An interesting phenomenon occurs when $\mathrm{Im}(n_d)/|G|=-1$ [Fig. 5(b)], which indicates a gain in the system. This system is PT symmetric in the range of 1.5425 to 1.5525 μm, but breaks the PT-symmetry outside of this wavelength region. As a result, the transmission spectra in the PT-symmetric region show dramatic oscillation until the large amplification overwhelms the oscillation. When $\mathrm{Im}(n_d)/|G|=1.5$ [Fig. 5(f)], the system is mostly in a PT-symmetry-breaking phase over the useful spectral region. Because the PT-symmetry-breaking phase leads to a nearly orthogonal basis from the matrix $P$ in Eq. (4), in this case, the current quantum formulism produces an exponential decay, similar to that derived from the conventional formulism.

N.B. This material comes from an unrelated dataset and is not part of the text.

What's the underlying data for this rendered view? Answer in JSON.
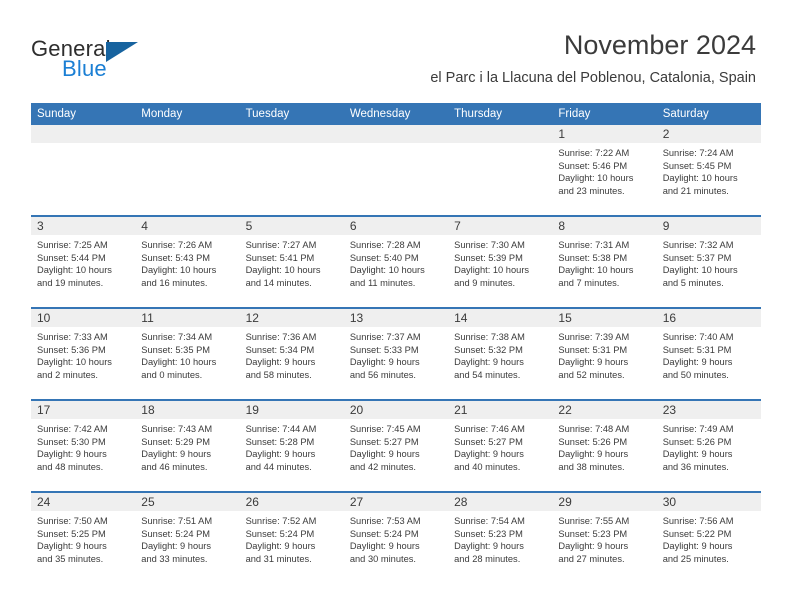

When designing a passive photonic crystal filter ^[4,5], the case shown in Fig. 5(d) allows a highly adjustable transmission. The case shown in Fig. 5(e) provides a narrow bandwidth and a length-insensitive transmission. For photonic crystal sensors ^[6,7,13,14], a large imaginary part near the resonant wavelength [Fig. 3(b)] should not be the only criterion since the length of the fiber also plays a critical role in the transmission [Fig. 5(d)]. The optimal design parameter should have a value of $\mathrm{Im}(n_d)/|G|$ larger than 1 [Fig. 5(e)] to avoid the transmission oscillation in the PT-symmetry phase.

We found that the results obtained using the imaginary part of the eigenmodes to calculate the absorption spectrum of a coupled waveguide is not consistent with the results from the BPM simulation. With the quantum formulism presented in this study, we show that an increase in the imaginary part of the eigenmode is a sufficient condition, instead of a necessary condition, for an increased absorption. The PT symmetry of an optical system plays a critical role in determining the absorption properties of the coupled system. This work shows that adjusting the length of the waveguide is an effective approach to optimize the absorption and transmission. Additionally, we observed several phenomena previously unrecognized by the conventional formulism.